Recently, I read an analysis by Free Bacon about frivolous VA spending which is both an affront to our veterans and all those legally paying taxes in the United States. On the government’s official spending website, it showed the VA spent $1.3 billion in the past five years for “support” and “professional services.” When you read further and find out what these services are, you will be dumbfounded by the wastefulness of these programs.
First, millions were spent on PR for the VA to make them look more positive in the public eye. For example, in a series of 10 transactions, the VA awarded Woodpile Studios $5 million on 9/29/10, $1.7 million on 7/15/10, $1.7 million on 7/14/11 and another $1.8 million on 6/27/12 for the message campaign; while another contract for $2.9 million was awarded in 2010 for “marketing and advertising” to another company.

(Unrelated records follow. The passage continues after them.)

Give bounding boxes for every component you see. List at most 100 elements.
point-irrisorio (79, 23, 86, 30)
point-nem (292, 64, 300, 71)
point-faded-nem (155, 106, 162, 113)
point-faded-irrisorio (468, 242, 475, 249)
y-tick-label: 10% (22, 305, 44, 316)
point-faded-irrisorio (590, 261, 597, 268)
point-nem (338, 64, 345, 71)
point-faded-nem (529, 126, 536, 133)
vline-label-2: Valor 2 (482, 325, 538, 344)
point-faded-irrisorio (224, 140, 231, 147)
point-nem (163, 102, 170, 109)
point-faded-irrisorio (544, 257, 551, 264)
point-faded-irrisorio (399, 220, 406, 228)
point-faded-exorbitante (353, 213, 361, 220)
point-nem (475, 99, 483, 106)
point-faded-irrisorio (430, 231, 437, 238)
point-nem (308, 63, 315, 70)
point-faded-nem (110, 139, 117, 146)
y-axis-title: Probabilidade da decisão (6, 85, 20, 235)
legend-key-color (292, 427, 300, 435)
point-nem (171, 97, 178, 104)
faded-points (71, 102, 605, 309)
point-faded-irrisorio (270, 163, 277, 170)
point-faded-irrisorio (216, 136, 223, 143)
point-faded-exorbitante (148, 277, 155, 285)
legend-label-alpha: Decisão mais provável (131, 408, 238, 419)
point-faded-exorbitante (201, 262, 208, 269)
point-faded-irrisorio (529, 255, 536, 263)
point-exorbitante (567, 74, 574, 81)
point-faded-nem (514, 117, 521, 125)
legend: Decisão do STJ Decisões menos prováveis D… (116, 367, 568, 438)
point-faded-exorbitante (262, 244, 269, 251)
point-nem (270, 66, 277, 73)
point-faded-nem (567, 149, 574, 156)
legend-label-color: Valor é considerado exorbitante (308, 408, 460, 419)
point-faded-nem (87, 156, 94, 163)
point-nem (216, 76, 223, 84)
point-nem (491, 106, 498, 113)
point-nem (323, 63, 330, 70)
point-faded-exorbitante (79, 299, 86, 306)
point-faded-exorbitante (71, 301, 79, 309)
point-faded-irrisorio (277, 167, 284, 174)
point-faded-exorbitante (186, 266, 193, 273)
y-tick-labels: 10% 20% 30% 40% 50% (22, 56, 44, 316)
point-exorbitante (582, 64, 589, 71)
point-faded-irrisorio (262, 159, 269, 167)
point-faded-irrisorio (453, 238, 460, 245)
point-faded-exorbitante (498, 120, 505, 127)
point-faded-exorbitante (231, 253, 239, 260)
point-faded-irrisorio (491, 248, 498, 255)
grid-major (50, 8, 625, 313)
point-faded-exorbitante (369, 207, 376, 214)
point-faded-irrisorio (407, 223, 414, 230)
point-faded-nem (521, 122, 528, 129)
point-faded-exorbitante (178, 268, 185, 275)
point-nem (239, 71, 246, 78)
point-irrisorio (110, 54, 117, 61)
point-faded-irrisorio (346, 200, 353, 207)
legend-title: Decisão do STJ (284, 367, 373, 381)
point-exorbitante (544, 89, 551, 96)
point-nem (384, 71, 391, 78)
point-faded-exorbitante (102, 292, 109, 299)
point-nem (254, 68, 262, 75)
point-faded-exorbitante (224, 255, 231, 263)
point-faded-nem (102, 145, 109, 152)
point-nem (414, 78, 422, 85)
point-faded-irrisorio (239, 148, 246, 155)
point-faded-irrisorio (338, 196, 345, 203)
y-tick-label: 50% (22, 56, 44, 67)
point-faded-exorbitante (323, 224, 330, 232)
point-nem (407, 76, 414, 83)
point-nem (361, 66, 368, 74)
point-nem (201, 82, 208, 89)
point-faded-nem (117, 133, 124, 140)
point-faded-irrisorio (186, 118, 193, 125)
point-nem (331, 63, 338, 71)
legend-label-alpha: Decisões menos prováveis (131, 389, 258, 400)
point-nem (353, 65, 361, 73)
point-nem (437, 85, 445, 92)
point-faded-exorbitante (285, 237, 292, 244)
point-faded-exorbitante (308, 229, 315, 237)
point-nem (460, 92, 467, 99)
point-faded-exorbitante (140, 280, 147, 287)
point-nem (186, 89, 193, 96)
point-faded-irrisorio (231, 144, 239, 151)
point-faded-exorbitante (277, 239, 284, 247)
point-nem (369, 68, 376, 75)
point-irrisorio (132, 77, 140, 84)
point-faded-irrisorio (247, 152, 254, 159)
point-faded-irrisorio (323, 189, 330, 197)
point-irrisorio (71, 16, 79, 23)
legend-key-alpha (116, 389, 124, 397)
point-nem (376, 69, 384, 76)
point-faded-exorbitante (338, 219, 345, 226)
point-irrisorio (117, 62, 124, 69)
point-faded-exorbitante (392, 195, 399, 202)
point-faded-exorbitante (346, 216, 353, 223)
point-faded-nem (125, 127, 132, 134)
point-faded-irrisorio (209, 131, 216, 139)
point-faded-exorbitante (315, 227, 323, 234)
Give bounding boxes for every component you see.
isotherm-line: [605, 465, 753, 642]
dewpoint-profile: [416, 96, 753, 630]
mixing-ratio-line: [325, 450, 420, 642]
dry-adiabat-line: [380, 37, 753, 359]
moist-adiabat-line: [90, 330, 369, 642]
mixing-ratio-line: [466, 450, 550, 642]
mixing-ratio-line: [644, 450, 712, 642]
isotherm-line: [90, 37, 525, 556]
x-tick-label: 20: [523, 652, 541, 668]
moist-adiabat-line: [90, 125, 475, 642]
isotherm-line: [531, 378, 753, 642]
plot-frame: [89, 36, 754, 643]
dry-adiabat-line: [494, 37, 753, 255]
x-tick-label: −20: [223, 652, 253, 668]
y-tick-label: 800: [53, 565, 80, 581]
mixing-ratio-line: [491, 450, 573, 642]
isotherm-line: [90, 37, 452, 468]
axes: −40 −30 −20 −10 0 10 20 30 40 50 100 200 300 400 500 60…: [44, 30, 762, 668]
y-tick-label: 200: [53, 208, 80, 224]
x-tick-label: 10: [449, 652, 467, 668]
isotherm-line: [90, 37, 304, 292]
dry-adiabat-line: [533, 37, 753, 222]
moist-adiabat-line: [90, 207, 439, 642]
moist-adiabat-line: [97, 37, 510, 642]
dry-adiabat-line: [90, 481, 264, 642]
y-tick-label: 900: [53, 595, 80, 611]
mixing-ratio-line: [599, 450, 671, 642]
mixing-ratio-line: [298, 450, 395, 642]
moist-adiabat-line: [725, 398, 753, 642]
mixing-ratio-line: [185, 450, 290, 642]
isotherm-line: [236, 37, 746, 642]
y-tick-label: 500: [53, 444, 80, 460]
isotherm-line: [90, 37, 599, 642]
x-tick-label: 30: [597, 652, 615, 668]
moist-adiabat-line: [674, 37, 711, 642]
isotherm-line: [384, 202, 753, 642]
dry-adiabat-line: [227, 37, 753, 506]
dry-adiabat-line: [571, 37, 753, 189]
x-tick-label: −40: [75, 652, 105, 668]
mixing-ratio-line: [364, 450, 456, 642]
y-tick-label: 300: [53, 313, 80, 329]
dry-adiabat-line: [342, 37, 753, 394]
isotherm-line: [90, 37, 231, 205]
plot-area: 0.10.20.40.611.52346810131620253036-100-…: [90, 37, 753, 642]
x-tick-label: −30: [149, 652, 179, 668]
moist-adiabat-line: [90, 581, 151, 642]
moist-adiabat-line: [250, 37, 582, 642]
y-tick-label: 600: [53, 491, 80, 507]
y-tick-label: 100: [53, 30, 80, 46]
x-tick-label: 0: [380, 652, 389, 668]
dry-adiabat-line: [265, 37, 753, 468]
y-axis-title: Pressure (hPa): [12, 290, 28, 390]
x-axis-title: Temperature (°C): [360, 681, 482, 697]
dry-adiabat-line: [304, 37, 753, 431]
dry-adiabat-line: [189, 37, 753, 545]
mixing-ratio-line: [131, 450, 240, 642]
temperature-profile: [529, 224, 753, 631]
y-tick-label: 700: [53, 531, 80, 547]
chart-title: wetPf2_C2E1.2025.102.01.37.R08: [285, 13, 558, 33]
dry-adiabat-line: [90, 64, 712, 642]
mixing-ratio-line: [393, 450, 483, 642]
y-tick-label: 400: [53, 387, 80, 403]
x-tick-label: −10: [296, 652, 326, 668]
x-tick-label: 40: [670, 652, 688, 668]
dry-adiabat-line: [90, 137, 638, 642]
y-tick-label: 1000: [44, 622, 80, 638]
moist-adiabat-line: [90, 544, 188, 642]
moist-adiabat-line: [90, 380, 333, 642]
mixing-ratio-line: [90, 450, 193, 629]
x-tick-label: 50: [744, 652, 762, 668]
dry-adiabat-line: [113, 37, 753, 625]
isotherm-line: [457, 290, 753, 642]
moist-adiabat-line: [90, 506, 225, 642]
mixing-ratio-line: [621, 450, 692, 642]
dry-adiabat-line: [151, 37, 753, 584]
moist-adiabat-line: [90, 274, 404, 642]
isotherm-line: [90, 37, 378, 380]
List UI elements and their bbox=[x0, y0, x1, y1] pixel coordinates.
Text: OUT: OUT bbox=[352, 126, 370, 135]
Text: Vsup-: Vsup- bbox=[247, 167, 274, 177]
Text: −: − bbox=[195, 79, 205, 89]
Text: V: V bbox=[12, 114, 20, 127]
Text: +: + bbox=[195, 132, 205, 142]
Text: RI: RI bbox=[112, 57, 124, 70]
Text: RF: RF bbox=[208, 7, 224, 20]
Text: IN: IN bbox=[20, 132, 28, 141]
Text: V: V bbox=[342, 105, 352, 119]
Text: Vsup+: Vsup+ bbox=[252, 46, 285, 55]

The commercials ran in major cities during 2011 ESPN College bowl games and the Country Music Awards. They were designed to “increase awareness and confidence among the U.S. veteran population of the value and extent of VA services available to them.” It urged “family members to send their warriors to the VA.”
Plus millions of millions of dollars were spend for bureaucratic peer reviews. For example, a $6.3 million contract awarded in 2011, another $5.9 million contract in 2013, and another $1.7million contract in 2013, all of which were awarded to Ascellon Corp. during the past five years to conduct surveys to ensure Compliance. And these examples were just the tip of the iceberg.
Plus, costly “peer reviewed” programs included such monetary tallies as one for $15.3 million, one for $11.7 million, another for $12.5million, and still another for $12.2 million. Other contracts awarded during the current administration under “office support/professional service” included millions spent on “energy program development.” Due to an executive order signed by Obama in October 2009, the VA is required to make its facilities more energy efficient and sustainable.
By 2020, the VA’s goal is to increase its renewable energy consumption to 20 percent; a total of 183 green energy projects were awarded for VA facilities across the country. One such contract was for a Washington D.C.-based VA facility for nearly $1 million.
When you look at these expenditures, it makes you sick to learn that a recent VA audit showed over 100,000 Veterans are experiencing long wait times over 3 months for their healthcare. Obama once boasted the VA a triumph for government-run healthcare and used it as a model for Obamacare. If this is what we should expect from Obamacare, our health system is doomed.